Indicadores da consultoria apontam que são necessárias cerca de 36 sacas de milho para a compra de uma tonelada de ureia, cinco a mais do que no começo de 2026. No caso da soja, quase 29 sacas são exigidas para adquirir uma tonelada de MAP na primeira semana de fevereiro, também cerca de cinco sacas acima do observado no início do ano.
A valorização internacional dos fertilizantes está ligada à preparação de grandes consumidores para a temporada de adubação da primavera. Estados Unidos reforçam estoques para as aplicações no campo, enquanto a China amplia compras internas e reduz exportações, restringindo a oferta global. As negociações pontuais da Índia no mercado de nitrogenados também influenciam as cotações, especialmente diante da expectativa de novos certames de compra.
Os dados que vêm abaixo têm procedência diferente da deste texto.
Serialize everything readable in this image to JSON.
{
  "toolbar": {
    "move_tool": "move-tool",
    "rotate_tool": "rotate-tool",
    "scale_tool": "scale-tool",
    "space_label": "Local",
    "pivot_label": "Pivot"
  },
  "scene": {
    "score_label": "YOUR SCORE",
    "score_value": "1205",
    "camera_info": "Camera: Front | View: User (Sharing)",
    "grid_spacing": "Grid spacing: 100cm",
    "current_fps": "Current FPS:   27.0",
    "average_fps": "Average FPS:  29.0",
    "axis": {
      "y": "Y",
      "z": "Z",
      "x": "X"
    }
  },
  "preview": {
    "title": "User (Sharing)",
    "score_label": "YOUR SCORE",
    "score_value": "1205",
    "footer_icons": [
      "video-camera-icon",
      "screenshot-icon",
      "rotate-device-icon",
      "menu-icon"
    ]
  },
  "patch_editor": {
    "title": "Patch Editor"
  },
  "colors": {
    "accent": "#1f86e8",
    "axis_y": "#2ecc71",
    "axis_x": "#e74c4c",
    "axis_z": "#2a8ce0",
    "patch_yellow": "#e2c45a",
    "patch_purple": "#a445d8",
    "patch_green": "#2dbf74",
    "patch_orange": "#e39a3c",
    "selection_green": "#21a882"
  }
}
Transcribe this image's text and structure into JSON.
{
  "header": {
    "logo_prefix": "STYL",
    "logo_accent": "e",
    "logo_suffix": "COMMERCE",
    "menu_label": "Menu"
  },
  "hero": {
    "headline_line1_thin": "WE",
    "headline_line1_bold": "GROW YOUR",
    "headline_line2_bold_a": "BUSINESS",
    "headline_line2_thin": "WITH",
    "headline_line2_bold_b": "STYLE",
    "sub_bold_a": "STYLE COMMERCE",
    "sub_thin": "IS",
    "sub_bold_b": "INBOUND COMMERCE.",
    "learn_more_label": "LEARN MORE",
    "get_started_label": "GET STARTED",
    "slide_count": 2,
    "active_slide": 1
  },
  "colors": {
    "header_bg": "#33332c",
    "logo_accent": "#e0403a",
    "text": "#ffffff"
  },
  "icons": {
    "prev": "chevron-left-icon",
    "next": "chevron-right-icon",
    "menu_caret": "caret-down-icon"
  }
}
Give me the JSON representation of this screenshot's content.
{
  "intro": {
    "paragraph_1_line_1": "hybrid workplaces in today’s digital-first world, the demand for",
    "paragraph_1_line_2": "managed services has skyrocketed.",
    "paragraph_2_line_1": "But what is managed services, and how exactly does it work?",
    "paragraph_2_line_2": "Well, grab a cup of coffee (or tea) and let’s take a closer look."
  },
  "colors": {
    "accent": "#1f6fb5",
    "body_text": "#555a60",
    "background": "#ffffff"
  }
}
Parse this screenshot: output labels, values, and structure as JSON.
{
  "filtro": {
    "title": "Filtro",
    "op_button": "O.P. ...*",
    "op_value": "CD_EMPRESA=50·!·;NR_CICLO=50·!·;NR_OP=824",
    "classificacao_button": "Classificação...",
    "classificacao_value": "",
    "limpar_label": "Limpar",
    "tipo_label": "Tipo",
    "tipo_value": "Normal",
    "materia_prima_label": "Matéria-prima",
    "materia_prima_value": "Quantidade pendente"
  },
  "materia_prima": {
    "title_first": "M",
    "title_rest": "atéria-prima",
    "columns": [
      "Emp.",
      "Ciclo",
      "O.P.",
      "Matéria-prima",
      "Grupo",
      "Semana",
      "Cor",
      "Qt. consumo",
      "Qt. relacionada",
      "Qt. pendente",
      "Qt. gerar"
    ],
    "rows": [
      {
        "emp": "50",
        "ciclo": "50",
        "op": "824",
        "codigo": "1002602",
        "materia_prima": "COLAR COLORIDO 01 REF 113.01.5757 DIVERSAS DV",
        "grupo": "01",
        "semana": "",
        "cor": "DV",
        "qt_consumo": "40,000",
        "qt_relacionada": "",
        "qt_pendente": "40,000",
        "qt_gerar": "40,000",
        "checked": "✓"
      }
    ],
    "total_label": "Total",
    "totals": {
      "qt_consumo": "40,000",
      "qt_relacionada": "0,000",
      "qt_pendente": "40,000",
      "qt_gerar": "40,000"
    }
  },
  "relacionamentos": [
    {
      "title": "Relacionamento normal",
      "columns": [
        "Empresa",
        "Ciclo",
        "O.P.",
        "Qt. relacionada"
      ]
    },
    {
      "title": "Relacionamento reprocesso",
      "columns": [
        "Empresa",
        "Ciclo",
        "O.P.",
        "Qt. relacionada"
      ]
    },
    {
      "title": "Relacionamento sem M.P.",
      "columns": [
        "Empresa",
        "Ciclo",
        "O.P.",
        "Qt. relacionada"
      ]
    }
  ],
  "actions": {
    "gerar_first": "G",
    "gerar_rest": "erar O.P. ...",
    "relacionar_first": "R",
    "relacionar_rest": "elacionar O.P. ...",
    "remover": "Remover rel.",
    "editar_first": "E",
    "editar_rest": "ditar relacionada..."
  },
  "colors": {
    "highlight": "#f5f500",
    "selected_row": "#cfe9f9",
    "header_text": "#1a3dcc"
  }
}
No mercado doméstico, com a janela da safrinha praticamente encerrada e um intervalo até a próxima safra de soja 2026/27, produtores tendem a adiar negociações. Ainda assim, o cenário indica manutenção de decisões complexas nos próximos meses. “Embora a demanda norte-americana e chinesa possa perder força em algum momento, o apetite comprador do Brasil e da Índia tende a crescer ao longo do ano, o que pode voltar a sustentar os preços”, avalia o analista de Inteligência de Mercado da StoneX, Tomás Pernías.